There’s more to singing a song than just making the words come out of your mouth. Sure, you can get by with that, and it might sound OK. But pretty much any song worth singing is worth feeling, and that takes more than just your voice.
I was asked to sing a tender song, “Butterfly Kisses,” at the dedication of a baby girl at church. Joining me was my brother Dan Stanfield, harmonica maestro and partner in melody.
While I was figuring out what key I could physically sing the song in, and practicing to get familiar with it, my mind kept going to my own little girls. Both Bria and Virginia Rose are now grown and married, and they are beautiful and admirable young women. But in my memories, I’m still rocking them to sleep.

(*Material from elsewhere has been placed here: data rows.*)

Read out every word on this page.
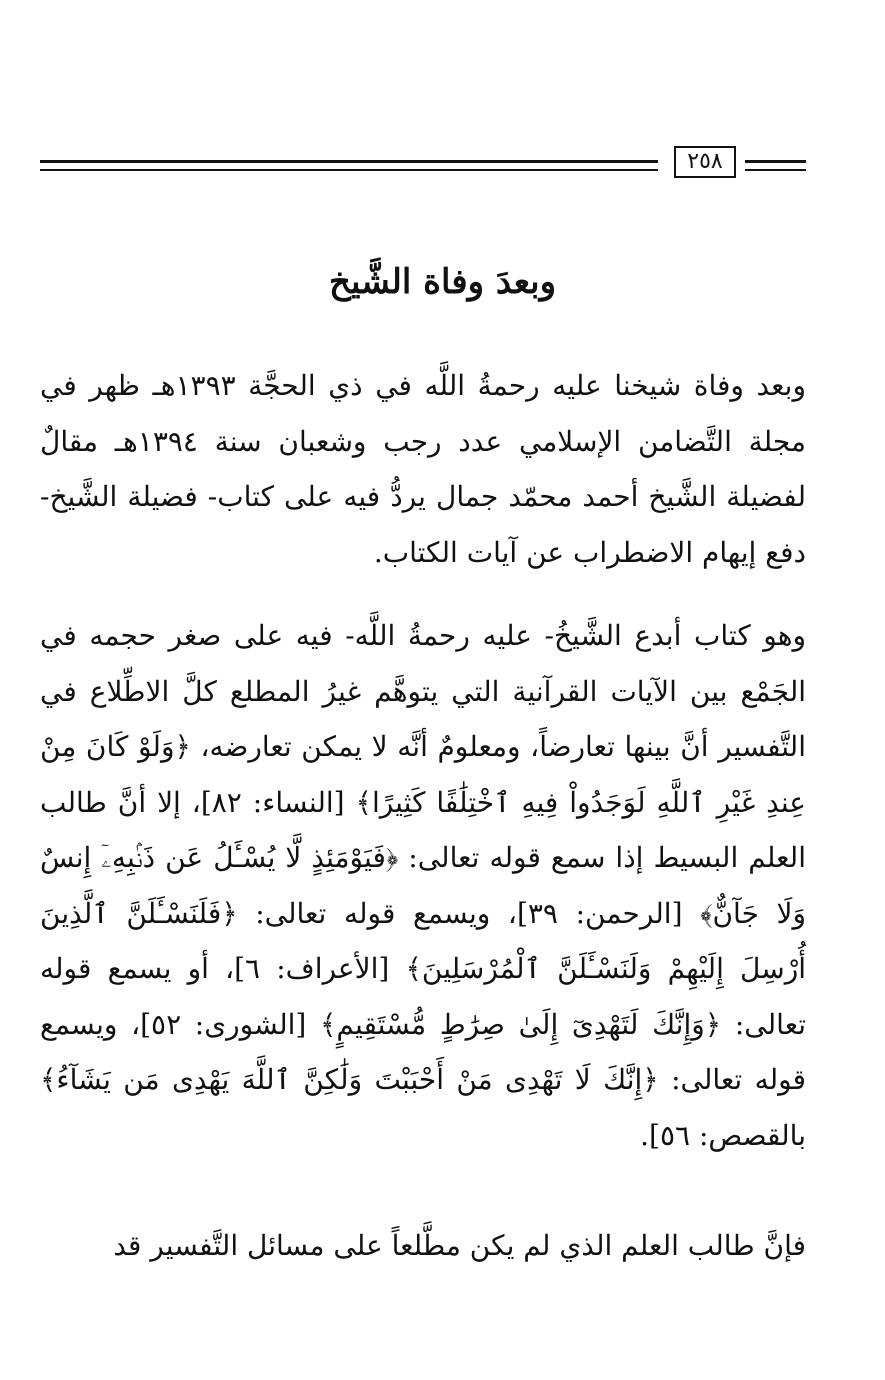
٢٥٨
وبعدَ وفاة الشَّيخ
وبعد وفاة شيخنا عليه رحمةُ اللَّه في ذي الحجَّة ١٣٩٣هـ ظهر في مجلة التَّضامن الإسلامي عدد رجب وشعبان سنة ١٣٩٤هـ مقالٌ لفضيلة الشَّيخ أحمد محمّد جمال يردُّ فيه على كتاب- فضيلة الشَّيخ- دفع إيهام الاضطراب عن آيات الكتاب.
وهو كتاب أبدع الشَّيخُ- عليه رحمةُ اللَّه- فيه على صغر حجمه في الجَمْع بين الآيات القرآنية التي يتوهَّم غيرُ المطلع كلَّ الاطِّلاع في التَّفسير أنَّ بينها تعارضاً، ومعلومٌ أنَّه لا يمكن تعارضه، ﴿وَلَوْ كَانَ مِنْ عِندِ غَيْرِ ٱللَّهِ لَوَجَدُواْ فِيهِ ٱخْتِلَٰفًا كَثِيرًا﴾ [النساء: ٨٢]، إلا أنَّ طالب العلم البسيط إذا سمع قوله تعالى: ﴿فَيَوْمَئِذٍ لَّا يُسْـَٔلُ عَن ذَنۢبِهِۦٓ إِنسٌ وَلَا جَآنٌّ﴾ [الرحمن: ٣٩]، ويسمع قوله تعالى: ﴿فَلَنَسْـَٔلَنَّ ٱلَّذِينَ أُرْسِلَ إِلَيْهِمْ وَلَنَسْـَٔلَنَّ ٱلْمُرْسَلِينَ﴾ [الأعراف: ٦]، أو يسمع قوله تعالى: ﴿وَإِنَّكَ لَتَهْدِىٓ إِلَىٰ صِرَٰطٍ مُّسْتَقِيمٍ﴾ [الشورى: ٥٢]، ويسمع قوله تعالى: ﴿إِنَّكَ لَا تَهْدِى مَنْ أَحْبَبْتَ وَلَٰكِنَّ ٱللَّهَ يَهْدِى مَن يَشَآءُ﴾ بالقصص: ٥٦].
فإنَّ طالب العلم الذي لم يكن مطَّلعاً على مسائل التَّفسير قد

I don’t know if there are any perfect fathers out there, and if there are, I am certainly not one. I was not there for many of the important moments in their lives, and we are not close. Haven’t been for a long time. Both are a thousand miles and more away, and usually we don’t communicate more than a couple of times a year.
I don’t think I would change most of the decisions I’ve made over these years, and God has certainly been faithful to work wonderful things through many of my mistakes.

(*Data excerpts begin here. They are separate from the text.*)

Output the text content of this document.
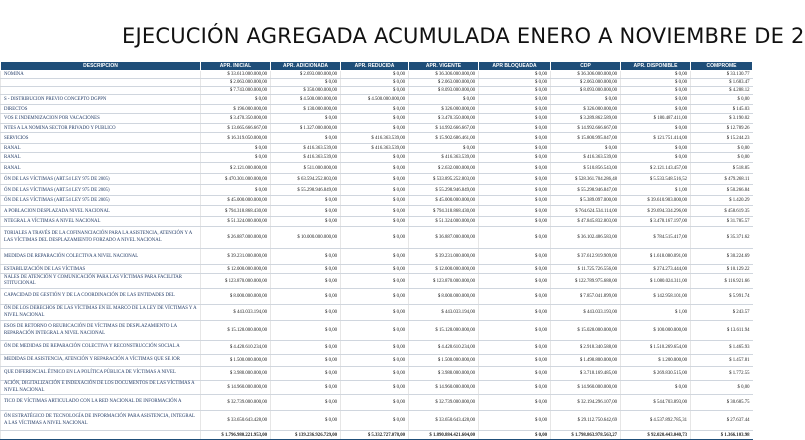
EJECUCIÓN AGREGADA ACUMULADA ENERO A NOVIEMBRE DE 2
DESCRIPCION	APR. INICIAL	APR. ADICIONADA	APR. REDUCIDA	APR. VIGENTE	APR BLOQUEADA	CDP	APR. DISPONIBLE	COMPROME
NOMINA	$ 33.613.000.000,00	$ 2.693.000.000,00	$ 0,00	$ 36.306.000.000,00	$ 0,00	$ 36.306.000.000,00	$ 0,00	$ 33.130.77
	$ 2.063.000.000,00	$ 0,00	$ 0,00	$ 2.063.000.000,00	$ 0,00	$ 2.063.000.000,00	$ 0,00	$ 1.683.47
	$ 7.743.000.000,00	$ 350.000.000,00	$ 0,00	$ 8.093.000.000,00	$ 0,00	$ 8.093.000.000,00	$ 0,00	$ 4.288.12
S - DISTRIBUCION PREVIO CONCEPTO DGPPN	$ 0,00	$ 4.500.000.000,00	$ 4.500.000.000,00	$ 0,00	$ 0,00	$ 0,00	$ 0,00	$ 0,00
DIRECTOS	$ 196.000.000,00	$ 130.000.000,00	$ 0,00	$ 326.000.000,00	$ 0,00	$ 326.000.000,00	$ 0,00	$ 145.03
VOS E INDEMNIZACION POR VACACIONES	$ 3.470.350.000,00	$ 0,00	$ 0,00	$ 3.470.350.000,00	$ 0,00	$ 3.289.862.589,00	$ 180.487.411,00	$ 3.190.02
NTES A LA NOMINA SECTOR PRIVADO Y PUBLICO	$ 13.665.666.667,00	$ 1.327.000.000,00	$ 0,00	$ 14.992.666.667,00	$ 0,00	$ 14.992.666.667,00	$ 0,00	$ 12.789.26
SERVICIOS	$ 16.319.050.000,00	$ 0,00	$ 416.363.539,00	$ 15.902.686.461,00	$ 0,00	$ 15.800.995.047,00	$ 121.751.414,00	$ 15.244.23
RANAL	$ 0,00	$ 416.363.539,00	$ 416.363.539,00	$ 0,00	$ 0,00	$ 0,00	$ 0,00	$ 0,00
RANAL	$ 0,00	$ 416.363.539,00	$ 0,00	$ 416.363.539,00	$ 0,00	$ 416.363.539,00	$ 0,00	$ 0,00
RANAL	$ 2.121.000.000,00	$ 511.000.000,00	$ 0,00	$ 2.632.000.000,00	$ 0,00	$ 510.856.543,00	$ 2.121.143.457,00	$ 518.85
ÓN DE LAS VÍCTIMAS (ART.54 LEY 975 DE 2005)	$ 470.301.000.000,00	$ 63.594.252.803,00	$ 0,00	$ 533.895.252.803,00	$ 0,00	$ 528.361.704.286,48	$ 5.533.548.516,52	$ 479.268.11
ÓN DE LAS VÍCTIMAS (ART.54 LEY 975 DE 2005)	$ 0,00	$ 55.298.946.849,00	$ 0,00	$ 55.298.946.849,00	$ 0,00	$ 55.298.946.847,00	$ 1,00	$ 50.266.84
ÓN DE LAS VÍCTIMAS (ART.54 LEY 975 DE 2005)	$ 45.000.000.000,00	$ 0,00	$ 0,00	$ 45.000.000.000,00	$ 0,00	$ 5.389.097.000,00	$ 39.610.903.000,00	$ 1.420.29
A POBLACION DESPLAZADA NIVEL NACIONAL	$ 794.318.868.430,00	$ 0,00	$ 0,00	$ 794.318.868.430,00	$ 0,00	$ 764.624.534.114,00	$ 29.694.334.296,00	$ 458.619.35
NTEGRAL A VÍCTIMAS A NIVEL NACIONAL	$ 51.324.000.000,00	$ 0,00	$ 0,00	$ 51.324.000.000,00	$ 0,00	$ 47.845.832.803,00	$ 3.478.167.197,00	$ 31.785.57
TORIALES A TRAVÉS DE LA COFINANCIACIÓN PARA LA ASISTENCIA, ATENCIÓN Y A LAS VÍCTIMAS DEL DESPLAZAMIENTO FORZADO A NIVEL NACIONAL	$ 26.887.000.000,00	$ 10.000.000.000,00	$ 0,00	$ 36.887.000.000,00	$ 0,00	$ 36.102.486.583,00	$ 784.515.417,00	$ 35.371.62
MEDIDAS DE REPARACIÓN COLECTIVA A NIVEL NACIONAL	$ 39.231.000.000,00	$ 0,00	$ 0,00	$ 39.231.000.000,00	$ 0,00	$ 37.612.919.909,00	$ 1.618.080.091,00	$ 30.224.69
ESTABILIZACIÓN DE LAS VÍCTIMAS	$ 12.000.000.000,00	$ 0,00	$ 0,00	$ 12.000.000.000,00	$ 0,00	$ 11.725.726.556,00	$ 274.273.444,00	$ 10.129.22
NALES DE ATENCIÓN Y COMUNICACIÓN PARA LAS VÍCTIMAS PARA FACILITAR STITUCIONAL	$ 123.870.000.000,00	$ 0,00	$ 0,00	$ 123.870.000.000,00	$ 0,00	$ 122.789.975.688,00	$ 1.080.024.311,00	$ 116.921.66
CAPACIDAD DE GESTIÓN Y DE LA COORDINACIÓN DE LAS ENTIDADES DEL	$ 8.000.000.000,00	$ 0,00	$ 0,00	$ 8.000.000.000,00	$ 0,00	$ 7.857.041.899,00	$ 142.958.101,00	$ 5.991.74
ÓN DE LOS DERECHOS DE LAS VÍCTIMAS EN EL MARCO DE LA LEY DE VÍCTIMAS Y A NIVEL NACIONAL	$ 443.033.194,00	$ 0,00	$ 0,00	$ 443.033.194,00	$ 0,00	$ 443.033.193,00	$ 1,00	$ 243.57
ESOS DE RETORNO O REUBICACIÓN DE VÍCTIMAS DE DESPLAZAMIENTO LA REPARACIÓN INTEGRAL A NIVEL NACIONAL	$ 15.128.000.000,00	$ 0,00	$ 0,00	$ 15.128.000.000,00	$ 0,00	$ 15.028.000.000,00	$ 100.000.000,00	$ 13.611.94
ÓN DE MEDIDAS DE REPARACIÓN COLECTIVA Y RECONSTRUCCIÓN SOCIAL A	$ 4.428.610.234,00	$ 0,00	$ 0,00	$ 4.428.610.234,00	$ 0,00	$ 2.918.340.588,00	$ 1.510.269.654,00	$ 1.465.93
MEDIDAS DE ASISTENCIA, ATENCIÓN Y REPARACIÓN A VÍCTIMAS QUE SE IOR	$ 1.500.000.000,00	$ 0,00	$ 0,00	$ 1.500.000.000,00	$ 0,00	$ 1.498.800.000,00	$ 1.200.000,00	$ 1.457.81
QUE DIFERENCIAL ÉTNICO EN LA POLÍTICA PÚBLICA DE VÍCTIMAS A NIVEL	$ 3.988.000.000,00	$ 0,00	$ 0,00	$ 3.988.000.000,00	$ 0,00	$ 3.718.169.485,00	$ 269.830.515,00	$ 1.772.55
ACIÓN, DIGITALIZACIÓN E INDEXACIÓN DE LOS DOCUMENTOS DE LAS VÍCTIMAS A NIVEL NACIONAL	$ 14.960.000.000,00	$ 0,00	$ 0,00	$ 14.960.000.000,00	$ 0,00	$ 14.960.000.000,00	$ 0,00	$ 0,00
TICO DE VÍCTIMAS ARTICULADO CON LA RED NACIONAL DE INFORMACIÓN A	$ 32.739.000.000,00	$ 0,00	$ 0,00	$ 32.739.000.000,00	$ 0,00	$ 32.194.296.107,00	$ 544.703.893,00	$ 30.685.75
ÓN ESTRATÉGICO DE TECNOLOGÍA DE INFORMACIÓN PARA ASISTENCIA, INTEGRAL A LAS VÍCTIMAS A NIVEL NACIONAL	$ 33.650.643.428,00	$ 0,00	$ 0,00	$ 33.650.643.428,00	$ 0,00	$ 29.112.750.642,69	$ 4.537.892.785,31	$ 27.637.44
	$ 1.796.980.221.953,00	$ 139.236.926.729,00	$ 5.332.727.078,00	$ 1.890.884.421.604,00	$ 0,00	$ 1.798.863.978.563,27	$ 92.020.443.040,73	$ 1.366.103.98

But some of those mistakes weigh heavily on me, and the more I sing “Butterfly Kisses,” the more those memories swirl around me. How do I present this song without losing it? without my voice breaking? without my heart breaking?
So my prayer has been, “Father, please help me to sing this song for Raelynne, Amanda and Shawn. Help me to feel it. And please help me to survive it.”
When I remember my beloved daughters — and my beloved sons — in prayer, I’m grateful for His constant hand on their lives. And I’m sorrowful for my inconstant hand. I can keep breathing only because I know He will keep and guide my babies despite my failings, because He is the one perfect Father.